Deep Neural Network Creates Surprisingly Accurate Simulations of the Universe

It is baffling what one can achieve with artificial intelligence. Ranging from mundane tasks to major scientific research, the possibilities are virtually limitless. One interesting development comes in the form of how a new 3D simulation of the universe turns out to be far more accurate than anything humans ever put together. Oddly enough, the creators of this AI have no idea why that is the case. 

AI Becomes Smarter Than Expected

One of the biggest fears among scientists is how artificial intelligence will eventually become smarter than its creators. On paper, such a scenario seems unlikely, although nothing is impossible in the world of science either. It is seemingly a matter of time until AI surprises the entire world in such a manner things may never be reverted back to normal. Depending on where one tends to look, such a development might have taken place already. 

To be more specific, a recent trial involving neural networks yielded surprising results. The network, known as the deep density displacement model, was tasked to monitor how stuff interacts in space. While scientists can build traditional computer models to simulate the cosmos, it is a very time-consuming and tedious task. As such, using neural networks for this particular purpose makes a lot of sense, assuming the concept is viable. 

Surprisingly, it seems this deep neural network successfully simulated the cosmos in a very prominent manner. The physicists at the Center for Computational Astrophysics in New York were rather baffled by the outcome. Several simulations of the universe were created by feeding different vectors to the network itself. It is a very straightforward setup which should not yield any surprising results in theory. In the end, roughly 8,000 simulations were created, each containing thousands of particles.

By allowing the neural network to simulate movements of these particles across a 600 million light year span, a few surprising results turn up. The accuracy of the simulations well exceeded the scientists’ expectations. In fact, most of the simulations were similar to more traditional simulations. Its actual relative error percent rate was not terrible at first, but nothing to write home about either. 

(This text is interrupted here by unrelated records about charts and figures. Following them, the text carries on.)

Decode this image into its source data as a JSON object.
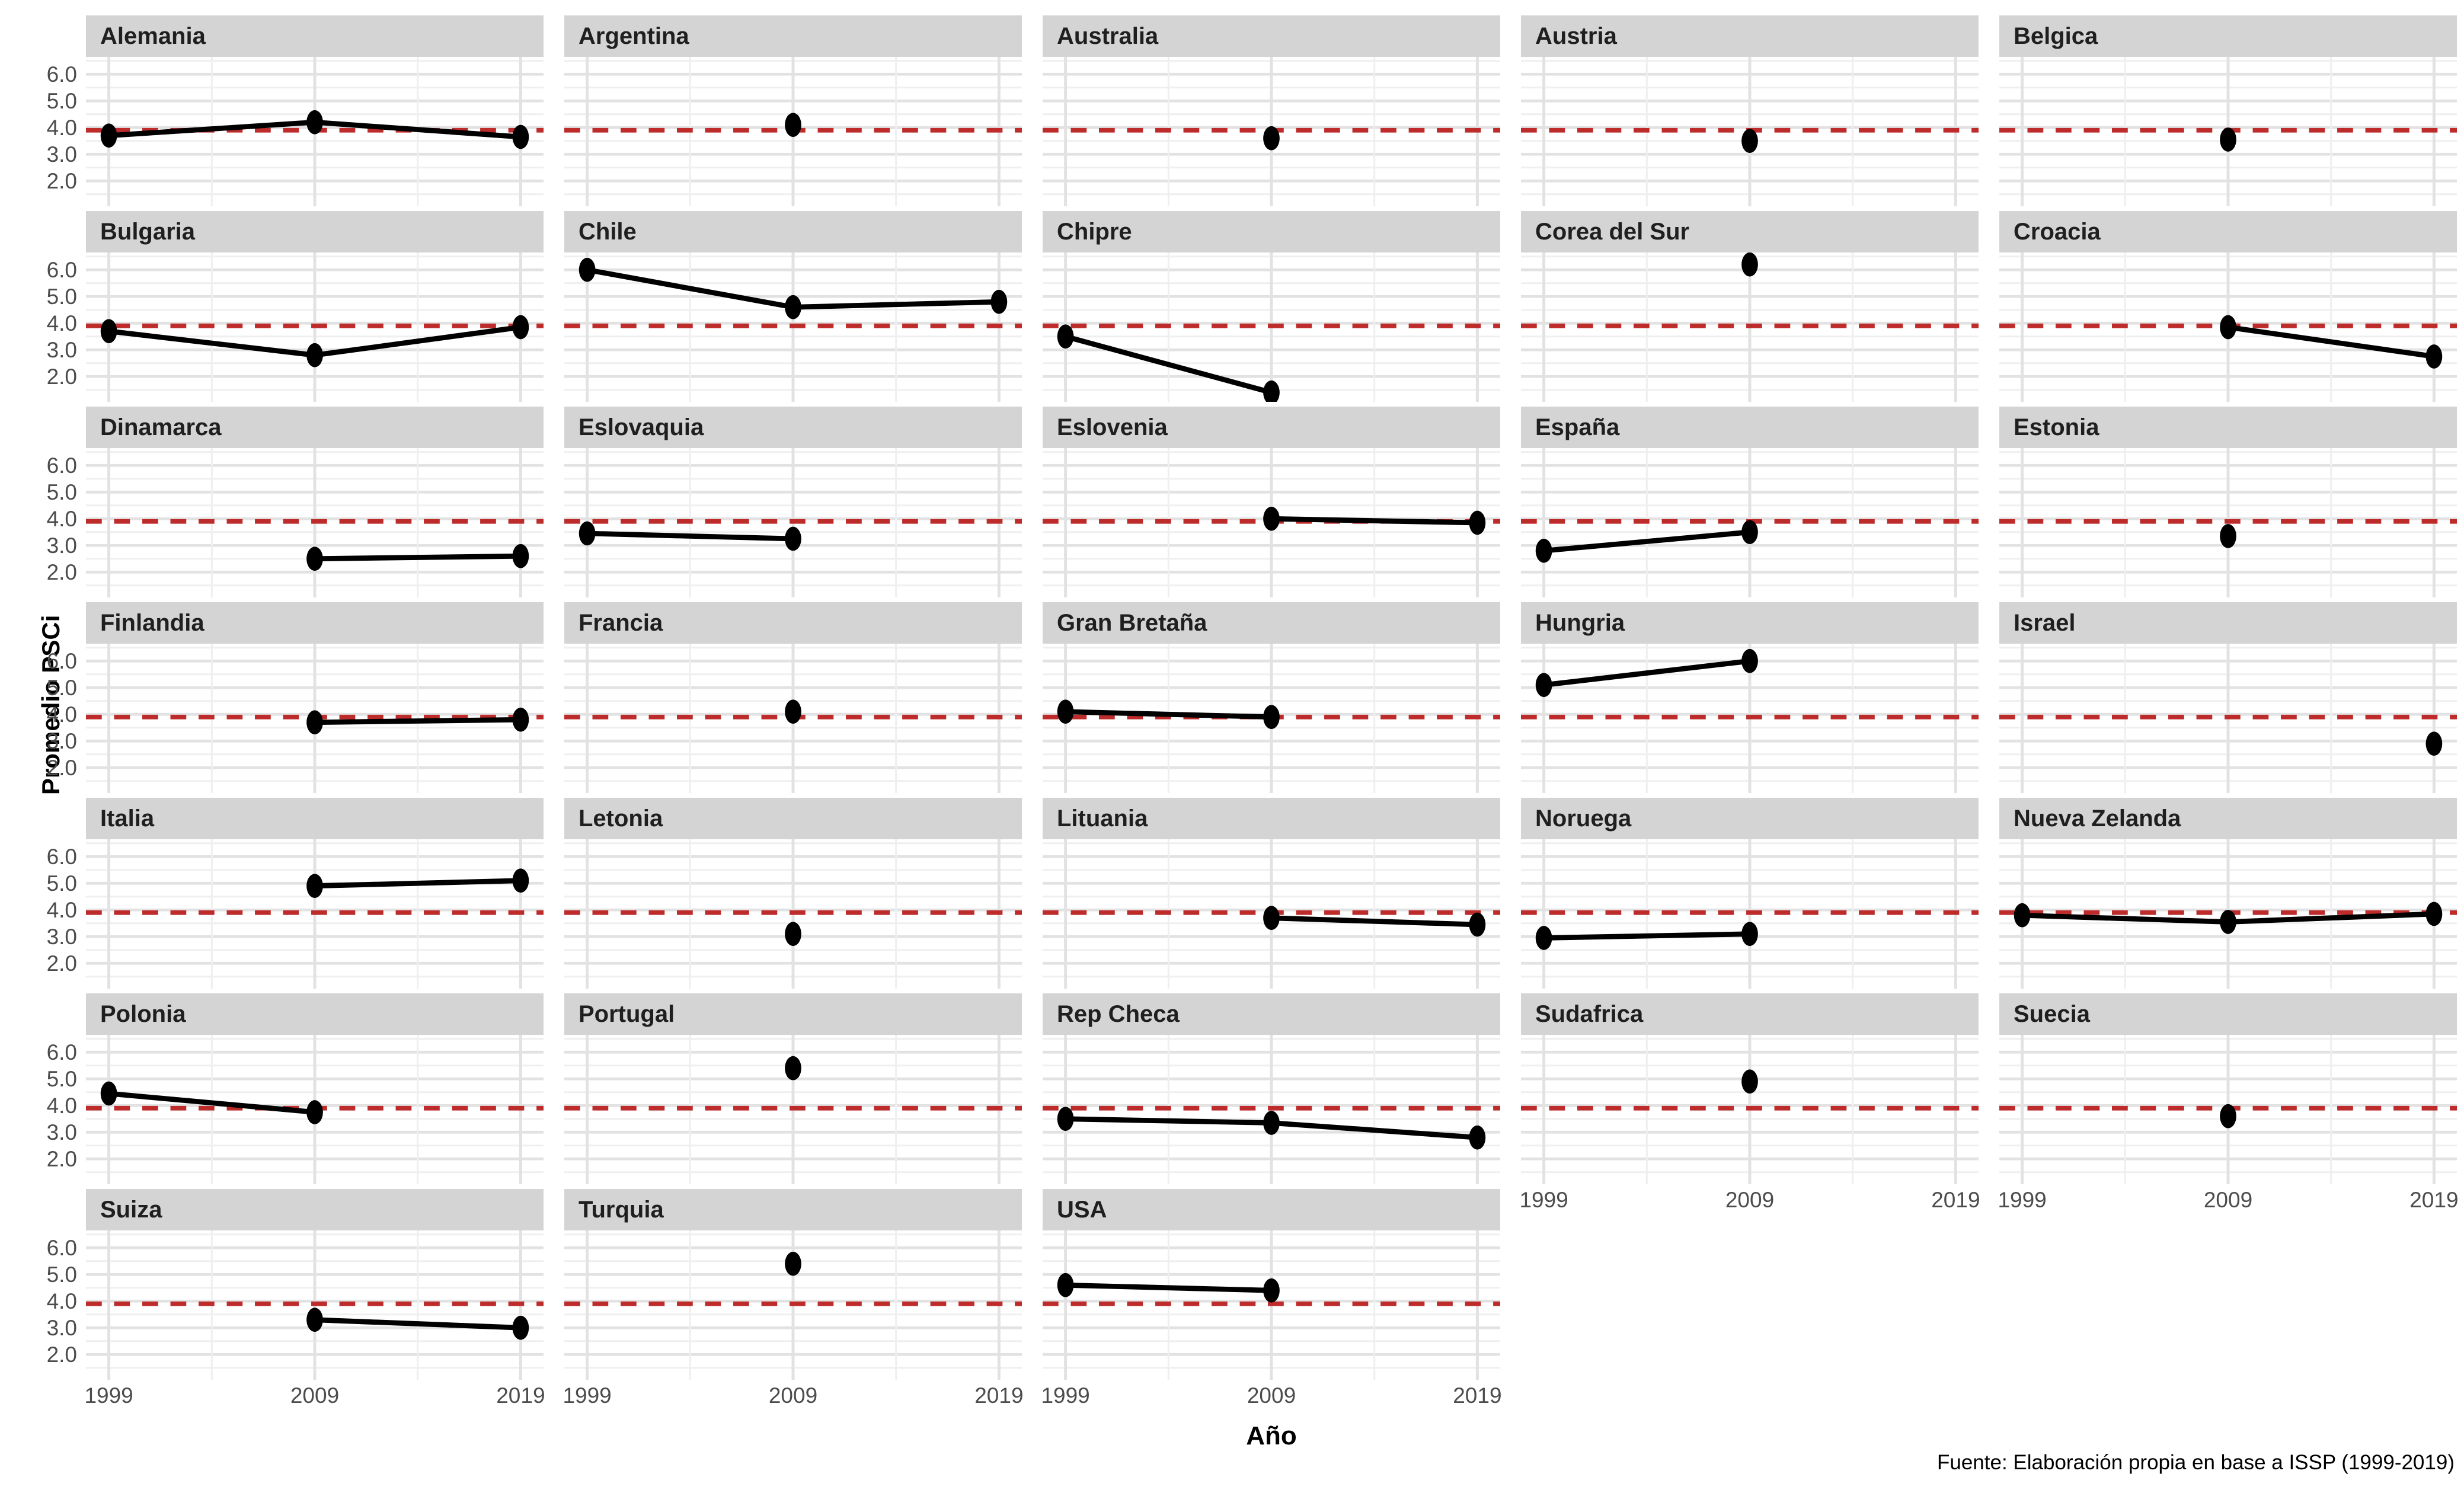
{
  "figure": {
    "ylabel": "Promedio PSCi",
    "xlabel": "Año",
    "caption": "Fuente: Elaboración propia en base a ISSP (1999-2019)"
  },
  "chart_data": {
    "type": "line",
    "small_multiples": true,
    "columns": 5,
    "x": [
      1999,
      2009,
      2019
    ],
    "xtick_labels": [
      "1999",
      "2009",
      "2019"
    ],
    "ytick_labels": [
      "6.0",
      "5.0",
      "4.0",
      "3.0",
      "2.0"
    ],
    "yticks_major": [
      6.0,
      5.0,
      4.0,
      3.0,
      2.0
    ],
    "yticks_minor": [
      6.5,
      5.5,
      4.5,
      3.5,
      2.5,
      1.5
    ],
    "ylim": [
      1.05,
      6.65
    ],
    "x_fractions": {
      "1999": 0.05,
      "2004": 0.275,
      "2009": 0.5,
      "2014": 0.725,
      "2019": 0.95
    },
    "reference_line_y": 3.9,
    "grid": "on",
    "legend": "none",
    "colors": {
      "reference_line": "#bd2b2b",
      "series": "#000000",
      "strip_bg": "#d4d4d4",
      "grid_major": "#e2e2e2",
      "grid_minor": "#efefef",
      "tick_text": "#4c4c4c"
    },
    "facets": [
      {
        "name": "Alemania",
        "points": [
          [
            1999,
            3.7
          ],
          [
            2009,
            4.2
          ],
          [
            2019,
            3.65
          ]
        ]
      },
      {
        "name": "Argentina",
        "points": [
          [
            2009,
            4.1
          ]
        ]
      },
      {
        "name": "Australia",
        "points": [
          [
            2009,
            3.6
          ]
        ]
      },
      {
        "name": "Austria",
        "points": [
          [
            2009,
            3.5
          ]
        ]
      },
      {
        "name": "Belgica",
        "points": [
          [
            2009,
            3.55
          ]
        ]
      },
      {
        "name": "Bulgaria",
        "points": [
          [
            1999,
            3.7
          ],
          [
            2009,
            2.8
          ],
          [
            2019,
            3.85
          ]
        ]
      },
      {
        "name": "Chile",
        "points": [
          [
            1999,
            6.0
          ],
          [
            2009,
            4.6
          ],
          [
            2019,
            4.8
          ]
        ]
      },
      {
        "name": "Chipre",
        "points": [
          [
            1999,
            3.5
          ],
          [
            2009,
            1.4
          ]
        ]
      },
      {
        "name": "Corea del Sur",
        "points": [
          [
            2009,
            6.2
          ]
        ]
      },
      {
        "name": "Croacia",
        "points": [
          [
            2009,
            3.85
          ],
          [
            2019,
            2.75
          ]
        ]
      },
      {
        "name": "Dinamarca",
        "points": [
          [
            2009,
            2.5
          ],
          [
            2019,
            2.6
          ]
        ]
      },
      {
        "name": "Eslovaquia",
        "points": [
          [
            1999,
            3.45
          ],
          [
            2009,
            3.25
          ]
        ]
      },
      {
        "name": "Eslovenia",
        "points": [
          [
            2009,
            4.0
          ],
          [
            2019,
            3.85
          ]
        ]
      },
      {
        "name": "España",
        "points": [
          [
            1999,
            2.8
          ],
          [
            2009,
            3.5
          ]
        ]
      },
      {
        "name": "Estonia",
        "points": [
          [
            2009,
            3.35
          ]
        ]
      },
      {
        "name": "Finlandia",
        "points": [
          [
            2009,
            3.7
          ],
          [
            2019,
            3.8
          ]
        ]
      },
      {
        "name": "Francia",
        "points": [
          [
            2009,
            4.1
          ]
        ]
      },
      {
        "name": "Gran Bretaña",
        "points": [
          [
            1999,
            4.1
          ],
          [
            2009,
            3.9
          ]
        ]
      },
      {
        "name": "Hungria",
        "points": [
          [
            1999,
            5.1
          ],
          [
            2009,
            6.0
          ]
        ]
      },
      {
        "name": "Israel",
        "points": [
          [
            2019,
            2.9
          ]
        ]
      },
      {
        "name": "Italia",
        "points": [
          [
            2009,
            4.9
          ],
          [
            2019,
            5.1
          ]
        ]
      },
      {
        "name": "Letonia",
        "points": [
          [
            2009,
            3.1
          ]
        ]
      },
      {
        "name": "Lituania",
        "points": [
          [
            2009,
            3.7
          ],
          [
            2019,
            3.45
          ]
        ]
      },
      {
        "name": "Noruega",
        "points": [
          [
            1999,
            2.95
          ],
          [
            2009,
            3.1
          ]
        ]
      },
      {
        "name": "Nueva Zelanda",
        "points": [
          [
            1999,
            3.8
          ],
          [
            2009,
            3.55
          ],
          [
            2019,
            3.85
          ]
        ]
      },
      {
        "name": "Polonia",
        "points": [
          [
            1999,
            4.45
          ],
          [
            2009,
            3.75
          ]
        ]
      },
      {
        "name": "Portugal",
        "points": [
          [
            2009,
            5.4
          ]
        ]
      },
      {
        "name": "Rep Checa",
        "points": [
          [
            1999,
            3.5
          ],
          [
            2009,
            3.35
          ],
          [
            2019,
            2.8
          ]
        ]
      },
      {
        "name": "Sudafrica",
        "points": [
          [
            2009,
            4.9
          ]
        ]
      },
      {
        "name": "Suecia",
        "points": [
          [
            2009,
            3.6
          ]
        ]
      },
      {
        "name": "Suiza",
        "points": [
          [
            2009,
            3.3
          ],
          [
            2019,
            3.0
          ]
        ]
      },
      {
        "name": "Turquia",
        "points": [
          [
            2009,
            5.4
          ]
        ]
      },
      {
        "name": "USA",
        "points": [
          [
            1999,
            4.6
          ],
          [
            2009,
            4.4
          ]
        ]
      }
    ]
  }
}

However, some of the simulations were produced from conditions which are not even included in the training data. The accurate simulations created at that time raised a lot of eyebrows, as it further confirms the neural network was a lot “smarter” than initially assumed.  While that is both scary and exciting at the same time, it remains unclear how or why this was achieved in the first place. The researchers could not offer any clues in this regard, as they were as surprised as everyone else. 

For the group of researchers, this turn of events opens a few interesting doors. First of all, they will need to figure out how the neural network was able to achieve far better results than originally expected or requested. Secondly, they need to determine if this can even be improved upon further in some way. There is a lot of work still ahead in this regard, but this development is rather intriguing, for obvious reasons.